1882 erfolgte seine Gründung des „Vereins zur Hebung des Fremdenverkehrs in Wien“. Ab 1892 war er für den Ausbau des Fremdenverkehrs auch auf dem Semmering – im Dienst des Wiener Fremdenverkehrs, aber gegen Widerstände der ortsansässigen Bevölkerung – tätig, wo er das Silbererschlößl (1895) und das Hotel Erzherzog Johann erbauen ließ (1899, Architekt Hermann Helmer). 1900 bis 1909 publizierte er zur Stärkung seiner Aktivitäten auf dem Semmering die Semmeringer Zeitung. Auf dem Areal des ehemaligen Klosters in der Wiener Annagasse im ersten Bezirk, in dem einst auch das k.k. Civil-Mädchen-Pensionat untergebracht war, ließ Viktor Silberer den so genannten St. Annahof mit Restaurant und Ballsaal errichten.[4] Weitere von ihm in Wien errichtete Häuser waren die Häuser Schubertgasse 20 (1905) und Roßauer Lände 39 (Berliner Hof, 1906/1907) im 9. Wiener Gemeindebezirk. Ebenfalls in seinem Besitz stand das Haus Lange Gasse 11 im 8. Wiener Gemeindebezirk. Er beteiligte sich an mehreren Wiener Theatern und belebtes 1904 das Maikorsos im Prater wieder.

Am 6. Februar 1906 wurde das General Sports Committee Austria (der Allgemeinen Sportausschusses für Österreich) konstituiert. Gemeinsam mit Vizepräsident Balduin Groller und Schriftführer Siegfried Hochermann bildete Viktor Silberer als Präsident das Präsidium. Dieser Sportausschuss stellte den ersten Versuch der Bildung einer obersten Sportbehörde dar, die wichtige österreichische Sportverbände unter sich vereinigt hatte und ein Vorläufer des Österreichischen Olympischen Comité ist.
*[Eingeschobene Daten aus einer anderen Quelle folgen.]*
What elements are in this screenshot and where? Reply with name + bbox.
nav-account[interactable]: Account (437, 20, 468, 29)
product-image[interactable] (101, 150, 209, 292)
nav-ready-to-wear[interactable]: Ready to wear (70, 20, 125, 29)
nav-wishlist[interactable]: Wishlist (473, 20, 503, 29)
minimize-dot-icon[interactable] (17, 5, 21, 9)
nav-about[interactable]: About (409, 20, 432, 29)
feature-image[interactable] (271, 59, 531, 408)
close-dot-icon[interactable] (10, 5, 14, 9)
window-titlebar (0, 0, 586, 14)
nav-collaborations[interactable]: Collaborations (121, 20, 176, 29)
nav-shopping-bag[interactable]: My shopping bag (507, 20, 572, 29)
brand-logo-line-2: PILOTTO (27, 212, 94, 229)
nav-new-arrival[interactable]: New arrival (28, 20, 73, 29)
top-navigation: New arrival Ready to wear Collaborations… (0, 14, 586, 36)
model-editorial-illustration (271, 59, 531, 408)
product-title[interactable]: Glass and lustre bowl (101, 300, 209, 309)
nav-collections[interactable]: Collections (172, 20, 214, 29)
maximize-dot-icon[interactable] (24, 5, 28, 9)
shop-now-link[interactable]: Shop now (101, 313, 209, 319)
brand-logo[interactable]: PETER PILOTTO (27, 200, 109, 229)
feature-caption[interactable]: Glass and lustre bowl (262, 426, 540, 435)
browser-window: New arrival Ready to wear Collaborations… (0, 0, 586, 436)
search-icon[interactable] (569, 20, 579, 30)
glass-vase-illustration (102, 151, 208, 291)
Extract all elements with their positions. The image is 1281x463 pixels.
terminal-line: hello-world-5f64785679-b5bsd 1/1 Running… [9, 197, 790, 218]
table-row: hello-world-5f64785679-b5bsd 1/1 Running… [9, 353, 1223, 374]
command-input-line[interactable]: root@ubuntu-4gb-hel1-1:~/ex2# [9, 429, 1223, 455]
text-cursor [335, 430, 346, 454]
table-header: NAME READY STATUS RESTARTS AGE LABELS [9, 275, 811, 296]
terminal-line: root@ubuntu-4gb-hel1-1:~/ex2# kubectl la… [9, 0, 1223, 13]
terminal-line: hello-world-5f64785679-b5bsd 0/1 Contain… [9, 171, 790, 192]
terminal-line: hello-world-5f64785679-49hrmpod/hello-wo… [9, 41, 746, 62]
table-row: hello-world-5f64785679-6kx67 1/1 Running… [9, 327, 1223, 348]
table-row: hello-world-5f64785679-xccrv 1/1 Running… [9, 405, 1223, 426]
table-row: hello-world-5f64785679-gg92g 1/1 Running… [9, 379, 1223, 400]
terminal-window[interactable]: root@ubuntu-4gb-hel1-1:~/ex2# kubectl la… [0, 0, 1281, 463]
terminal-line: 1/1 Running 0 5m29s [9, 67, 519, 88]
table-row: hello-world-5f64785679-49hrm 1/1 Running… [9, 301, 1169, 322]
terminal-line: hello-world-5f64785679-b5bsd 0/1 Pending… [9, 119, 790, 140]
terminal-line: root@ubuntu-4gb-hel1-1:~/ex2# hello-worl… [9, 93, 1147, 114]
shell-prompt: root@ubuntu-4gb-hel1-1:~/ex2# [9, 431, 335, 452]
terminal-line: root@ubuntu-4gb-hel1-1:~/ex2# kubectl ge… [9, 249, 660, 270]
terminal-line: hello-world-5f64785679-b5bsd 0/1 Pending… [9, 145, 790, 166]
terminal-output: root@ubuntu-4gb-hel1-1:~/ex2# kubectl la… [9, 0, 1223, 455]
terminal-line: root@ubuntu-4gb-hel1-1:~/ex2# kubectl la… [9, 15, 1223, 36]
Auch politisch betätigte sich Viktor Silberer in verschiedenen Funktionen und Mandaten: Als dessen Obmann war er für den liberal orientierten Demokratischen Wiener Wählerverband 1891–95 im Wiener Gemeinderat. Aus Bewunderung für Karl Lueger wandte er sich dann der Christlichsozialen Partei zu und war für die CSP ab 1902 Abgeordneter des Landtags von Niederösterreich, 1904–13 wieder im Wiener Gemeinderat. Zusätzlich war er von 1907 bis 1911 Abgeordneter des Reichsrats. 1919 bis 1923 betätigte sich Silberer wieder journalistisch mit Beiträgen für die Arbeiter-Zeitung.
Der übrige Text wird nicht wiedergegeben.